Written by Hungry Blogger on January 7th, 2010 | Comments View Comments

 

Space Needle, at night

 

Three years ago, I left a sleepy, slow-moving college town, called Bellingham, for Seattle. I moved principally because Seattle was the only place in all of Washington that could be considered a real, bonafide city. A city city, if you know what I mean–although no disrespect to some other very populous and cultured areas in the state. After moving to the Capitol Hill neighborhood over three years ago, I can’t stop marveling at how much I’ve grown to love this city.

 

Not that it’s a hard city love. Nope. There’s so much to love about Seattle that I find it insane that more people don’t know about its awesomeness.
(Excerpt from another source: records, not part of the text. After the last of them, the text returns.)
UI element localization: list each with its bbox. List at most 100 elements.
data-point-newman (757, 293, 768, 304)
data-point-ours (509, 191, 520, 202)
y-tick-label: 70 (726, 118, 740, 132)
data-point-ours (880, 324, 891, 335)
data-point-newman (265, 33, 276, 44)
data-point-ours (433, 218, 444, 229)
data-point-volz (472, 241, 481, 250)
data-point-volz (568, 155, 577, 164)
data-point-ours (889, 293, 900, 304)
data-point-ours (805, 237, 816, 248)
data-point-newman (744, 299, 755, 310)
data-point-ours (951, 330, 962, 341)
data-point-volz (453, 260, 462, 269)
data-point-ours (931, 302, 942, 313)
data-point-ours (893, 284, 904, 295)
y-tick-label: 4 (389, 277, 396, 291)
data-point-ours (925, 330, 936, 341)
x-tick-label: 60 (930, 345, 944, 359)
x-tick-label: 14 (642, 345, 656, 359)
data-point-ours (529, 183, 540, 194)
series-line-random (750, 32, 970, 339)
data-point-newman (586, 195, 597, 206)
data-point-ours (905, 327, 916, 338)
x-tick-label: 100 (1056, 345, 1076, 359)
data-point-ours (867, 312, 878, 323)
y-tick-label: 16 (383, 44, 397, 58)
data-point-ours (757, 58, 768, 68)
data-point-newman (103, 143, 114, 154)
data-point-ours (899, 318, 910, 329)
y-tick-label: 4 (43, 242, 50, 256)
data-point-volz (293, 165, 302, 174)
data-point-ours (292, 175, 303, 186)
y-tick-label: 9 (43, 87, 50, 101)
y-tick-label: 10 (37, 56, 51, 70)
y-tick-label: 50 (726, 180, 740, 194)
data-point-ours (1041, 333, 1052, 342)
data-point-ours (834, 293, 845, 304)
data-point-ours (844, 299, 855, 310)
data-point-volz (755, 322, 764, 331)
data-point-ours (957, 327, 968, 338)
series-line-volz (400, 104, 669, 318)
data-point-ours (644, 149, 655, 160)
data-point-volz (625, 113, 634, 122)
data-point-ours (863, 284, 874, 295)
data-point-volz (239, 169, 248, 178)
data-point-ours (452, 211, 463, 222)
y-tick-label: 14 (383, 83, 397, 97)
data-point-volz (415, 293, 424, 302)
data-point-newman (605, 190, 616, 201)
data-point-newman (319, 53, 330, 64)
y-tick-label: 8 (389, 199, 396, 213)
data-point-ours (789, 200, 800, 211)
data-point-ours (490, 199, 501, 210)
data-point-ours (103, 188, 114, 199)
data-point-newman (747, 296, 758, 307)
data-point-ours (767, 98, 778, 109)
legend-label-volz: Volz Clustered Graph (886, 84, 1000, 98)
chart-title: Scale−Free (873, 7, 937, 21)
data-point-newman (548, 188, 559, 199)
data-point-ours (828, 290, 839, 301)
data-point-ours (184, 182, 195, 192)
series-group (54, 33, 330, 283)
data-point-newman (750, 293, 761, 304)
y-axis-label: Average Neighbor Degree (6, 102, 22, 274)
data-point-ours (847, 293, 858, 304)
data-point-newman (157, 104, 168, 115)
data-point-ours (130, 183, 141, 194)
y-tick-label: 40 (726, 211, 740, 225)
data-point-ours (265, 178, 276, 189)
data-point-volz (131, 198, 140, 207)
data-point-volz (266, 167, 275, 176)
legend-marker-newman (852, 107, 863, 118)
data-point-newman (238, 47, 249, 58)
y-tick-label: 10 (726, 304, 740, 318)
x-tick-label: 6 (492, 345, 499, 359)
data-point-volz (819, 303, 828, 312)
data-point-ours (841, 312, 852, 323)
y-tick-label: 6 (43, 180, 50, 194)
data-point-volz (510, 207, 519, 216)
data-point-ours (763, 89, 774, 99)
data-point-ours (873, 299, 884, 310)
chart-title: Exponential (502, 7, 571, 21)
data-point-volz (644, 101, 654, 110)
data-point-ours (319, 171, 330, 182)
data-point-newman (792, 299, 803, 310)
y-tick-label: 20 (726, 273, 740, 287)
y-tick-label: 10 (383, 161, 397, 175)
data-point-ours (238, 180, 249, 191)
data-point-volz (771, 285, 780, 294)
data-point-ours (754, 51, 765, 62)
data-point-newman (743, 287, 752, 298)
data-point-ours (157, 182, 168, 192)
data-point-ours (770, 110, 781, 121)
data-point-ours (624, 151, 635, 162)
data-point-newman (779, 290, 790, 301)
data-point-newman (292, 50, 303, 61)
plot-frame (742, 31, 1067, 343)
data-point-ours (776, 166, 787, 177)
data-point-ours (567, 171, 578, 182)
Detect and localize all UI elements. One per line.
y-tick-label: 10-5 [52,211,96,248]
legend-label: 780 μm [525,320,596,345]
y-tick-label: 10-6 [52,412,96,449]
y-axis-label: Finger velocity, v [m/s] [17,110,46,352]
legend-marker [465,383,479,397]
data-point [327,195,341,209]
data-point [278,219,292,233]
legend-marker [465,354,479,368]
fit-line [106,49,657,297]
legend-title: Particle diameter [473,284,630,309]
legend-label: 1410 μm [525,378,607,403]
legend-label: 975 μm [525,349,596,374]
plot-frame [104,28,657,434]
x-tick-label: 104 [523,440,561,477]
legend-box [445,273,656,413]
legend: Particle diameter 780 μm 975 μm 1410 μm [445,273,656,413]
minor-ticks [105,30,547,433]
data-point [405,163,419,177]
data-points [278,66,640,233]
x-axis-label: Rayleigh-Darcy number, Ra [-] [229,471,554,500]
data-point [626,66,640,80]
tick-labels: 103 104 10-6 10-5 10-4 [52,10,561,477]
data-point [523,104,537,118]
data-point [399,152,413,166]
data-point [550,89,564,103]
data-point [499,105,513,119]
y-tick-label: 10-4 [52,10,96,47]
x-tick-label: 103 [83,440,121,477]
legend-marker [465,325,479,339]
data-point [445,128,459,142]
You’d be hard-pressed to find a city more beautiful, for one. Water, water everywhere–and it’s pretty darn safe to drink (and anyone with a pulse will have a Nalgene bottle and/or Brita-filtered pitcher to offer you). Everything is so many different shades of green. You get a whole zoo of cute critters wandering up to your back stoop if you’ve happened to leave the trash out overnight. And on a clear day, the snow-tipped mountains stretch beyond the range of your peripheral vision, and they will blow your mind.

 

I must admit here and now: I am far from a granola-munching, REI-sporting, Teva-sandal-and-socks-wearing kind of girl. I like nature, I do. But at the core, I’m a city girl. I like variety. I like innovation. I like a breathless array of ethnic cuisine at the ready when I have a particular exotic hankering. I also like white linen tablecloths. And I really like a good cupcake. To my knowledge, Seattle’s natural beauty has yet to produce cupcake trees. It does, however, produce fantastic cherries, unbelievably sweet onions, unmatched specimens of salmon and crab. And those things are almost as good as cupcakes (okay, they’re better).

 

So I’m bragging a bit. I live in a place literally bursting with organic, local, sustainable, honestly grown food where you can still put a face to a farmer. And I also live in a place where young chefs are flocking, where new ideas about food and how you interact with it are taking root, where there’s a spirit of innovation that more famous food towns simply don’t have the freedom to entertain. In so many ways, Seattle is a perpetual underdog, somehow always on the verge of greatness but never quite getting to the big time (ask any Seahawks fan).

 

I say, to heck with greatness. Without the spotlight shining so brightly, we’ve got room to do almost anything we want. From underground restaurants to hilarious online cooking shows, from mega-chefs with trademarked snack mixes to an achingly authentic taco truck, from nine-course feasts to a local greasy burger joint offering the best soggy fries and health insurance, Seattle can do it all. And I’ll share it all, with you.

 

Never, ever underestimate the underdog.